Our world is needlessly complicated. Honestly. I just spent five days trying to decipher HTML code to unscramble a digital file, fraught with errors. I could only allow myself to peck carefully at the weird strings of symbols because I had made several copies of this horrible file and scattered them around my virtual desktop. I’d open one now and then, just to be certain my tinkering hadn’t mysteriously migrated, and that I could always revert back to the original mess.
Having been unhappily submerged in this crazy world, where a single misplaced bracket can throw a 200-page manuscript into chaos, I should have been prepared for my early morning conversation with a clerk from the Albemarle County Tax Department. It seems the department was displeased not once, but twice with my business tax form submission.
The form was returned to me the first time with a terse complaint that my handwriting was illegible. I’ve been dealing with this particular criticism since third grade, so I sighed and, in block print, noted the one piece of equipment which I actually purchased and understood as taxable: a 2009 Mac laptop which runs so slowly it enables me, many times daily, to practice my Kabot-Zinn deep breathing. I did not, however, tally in the printer I got free when I purchased this computer, five years ago. Make sense? It did to me, not to the tax office. Here’s how our conversation went, roughly:
Me (cheerfully): Hi, you emailed me yesterday. I'm getting back in touch.
Tax Clerk (nasal twang, guns loaded, script memorized): Let’s see. Ms. Cail, you must assign a fair market value to each and every piece of equipment you use in your business. You may have gotten the printer free, but the printer has a fair market value, and this fair market value must be reported on the form
Tax Clerk (continuing): You probably, even if you are a small business, have other pieces of equipment. I see you are a writer. Do you have a calculator or a tape dispenser? Do you own a stapler?
Me: Are you joking?
Tax Clerk: No ma’am.
Me: Okay, I have a stapler. I use it to staple business papers. I also use it to staple cat food bags and, when I am desperate, to fix the hems of pants. It isn’t a dedicated business stapler.
Tax Clerk: It doesn’t matter how and when you use the stapler outside of your business. This is an item you use within your business, and it must therefore be reported along with similar items. You need not file an amended return if you purchased the stapler before 2013.

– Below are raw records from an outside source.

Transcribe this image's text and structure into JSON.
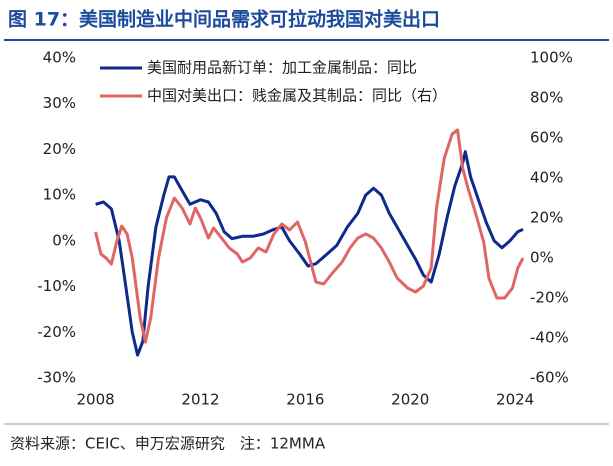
{
  "chart_data": {
    "type": "line",
    "title": "图 17：美国制造业中间品需求可拉动我国对美出口",
    "source": "资料来源：CEIC、申万宏源研究　注：12MMA",
    "xlim": [
      2007.9,
      2024.3
    ],
    "xticks": [
      2008,
      2012,
      2016,
      2020,
      2024
    ],
    "ylim": [
      -30,
      40
    ],
    "yticks": [
      {
        "value": -30,
        "label": "-30%"
      },
      {
        "value": -20,
        "label": "-20%"
      },
      {
        "value": -10,
        "label": "-10%"
      },
      {
        "value": 0,
        "label": "0%"
      },
      {
        "value": 10,
        "label": "10%"
      },
      {
        "value": 20,
        "label": "20%"
      },
      {
        "value": 30,
        "label": "30%"
      },
      {
        "value": 40,
        "label": "40%"
      }
    ],
    "y2lim": [
      -60,
      100
    ],
    "y2ticks": [
      {
        "value": -60,
        "label": "-60%"
      },
      {
        "value": -40,
        "label": "-40%"
      },
      {
        "value": -20,
        "label": "-20%"
      },
      {
        "value": 0,
        "label": "0%"
      },
      {
        "value": 20,
        "label": "20%"
      },
      {
        "value": 40,
        "label": "40%"
      },
      {
        "value": 60,
        "label": "60%"
      },
      {
        "value": 80,
        "label": "80%"
      },
      {
        "value": 100,
        "label": "100%"
      }
    ],
    "legend": "upper left",
    "series": [
      {
        "name": "美国耐用品新订单：加工金属制品：同比",
        "color": "#0d2a8c",
        "axis": "y",
        "x": [
          2008.0,
          2008.3,
          2008.6,
          2008.9,
          2009.1,
          2009.4,
          2009.6,
          2009.8,
          2010.0,
          2010.3,
          2010.6,
          2010.8,
          2011.0,
          2011.3,
          2011.6,
          2012.0,
          2012.3,
          2012.6,
          2012.9,
          2013.2,
          2013.6,
          2014.0,
          2014.4,
          2014.8,
          2015.1,
          2015.4,
          2015.8,
          2016.1,
          2016.4,
          2016.8,
          2017.2,
          2017.6,
          2018.0,
          2018.3,
          2018.6,
          2018.9,
          2019.2,
          2019.6,
          2019.9,
          2020.2,
          2020.5,
          2020.8,
          2021.1,
          2021.4,
          2021.7,
          2022.0,
          2022.1,
          2022.3,
          2022.6,
          2022.9,
          2023.2,
          2023.5,
          2023.8,
          2024.1,
          2024.3
        ],
        "values": [
          8,
          8.5,
          7,
          0,
          -8,
          -20,
          -25,
          -22,
          -10,
          3,
          10,
          14,
          14,
          11,
          8,
          9,
          8.5,
          6,
          2,
          0.5,
          1,
          1,
          1.5,
          2.5,
          3,
          0,
          -3,
          -5.5,
          -5,
          -3,
          -1,
          3,
          6,
          10,
          11.5,
          10,
          6,
          2,
          -1,
          -4,
          -7.5,
          -9,
          -3,
          5,
          12,
          17,
          19.5,
          14,
          9,
          4,
          0,
          -1.5,
          0,
          2,
          2.5
        ]
      },
      {
        "name": "中国对美出口：贱金属及其制品：同比（右）",
        "color": "#e06666",
        "axis": "y2",
        "x": [
          2008.0,
          2008.2,
          2008.4,
          2008.6,
          2008.8,
          2009.0,
          2009.2,
          2009.4,
          2009.7,
          2009.9,
          2010.1,
          2010.4,
          2010.7,
          2011.0,
          2011.3,
          2011.6,
          2011.8,
          2012.0,
          2012.3,
          2012.5,
          2012.8,
          2013.1,
          2013.4,
          2013.6,
          2013.9,
          2014.2,
          2014.5,
          2014.8,
          2015.1,
          2015.4,
          2015.7,
          2016.0,
          2016.4,
          2016.7,
          2017.0,
          2017.4,
          2017.7,
          2018.0,
          2018.3,
          2018.6,
          2018.9,
          2019.2,
          2019.5,
          2019.9,
          2020.2,
          2020.5,
          2020.8,
          2021.0,
          2021.3,
          2021.6,
          2021.8,
          2022.0,
          2022.2,
          2022.5,
          2022.8,
          2023.0,
          2023.3,
          2023.6,
          2023.9,
          2024.1,
          2024.3
        ],
        "values": [
          13,
          2,
          0,
          -3,
          8,
          16,
          12,
          0,
          -30,
          -42,
          -30,
          0,
          20,
          30,
          25,
          17,
          25,
          20,
          10,
          15,
          10,
          5,
          2,
          -2,
          0,
          5,
          3,
          12,
          17,
          14,
          18,
          8,
          -12,
          -13,
          -8,
          -2,
          5,
          10,
          12,
          10,
          5,
          -2,
          -10,
          -15,
          -17,
          -14,
          -5,
          25,
          50,
          62,
          64,
          45,
          35,
          22,
          8,
          -10,
          -20,
          -20,
          -15,
          -5,
          0
        ]
      }
    ]
  }
}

Me: Are you a real person?
And so on. I felt like I was in a Saturday Night Live skit.
Our call ended with me deep breathing, Kabot-Zinn style, and promising like a Girl Scout to fill out the form a third time, properly and completely, and with the clerk helpfully offering to fax me a new form.
“I don’t own a fax machine,” I said. “Could you email it? Or could you snail-mail it for another 49 cents? It would bring the County's total investment in this one form, not counting paper and printing costs, to $1.47.”
Here, then, is my inventory of business equipment. Writing is a cheap business. I hope the monies gained through taxing these items will exceed the hourly rate of the clerk who must duly enter them into record:
- a stapler
- a Mac laptop and free printer
- a pencil holder and about five pencils
- a wire basket for letters I plan not to answer
- a thick bathmat to keep my cat from shredding my legs with his incessant biscuit-making
- a copy of the Chicago Manual of Style, stamped by the Cady Street library of Northfield, Michigan
- a pencil sharpener, not electric
- a pair of scissors
Any wonder why we pay so much in taxes and seem to get so little for it?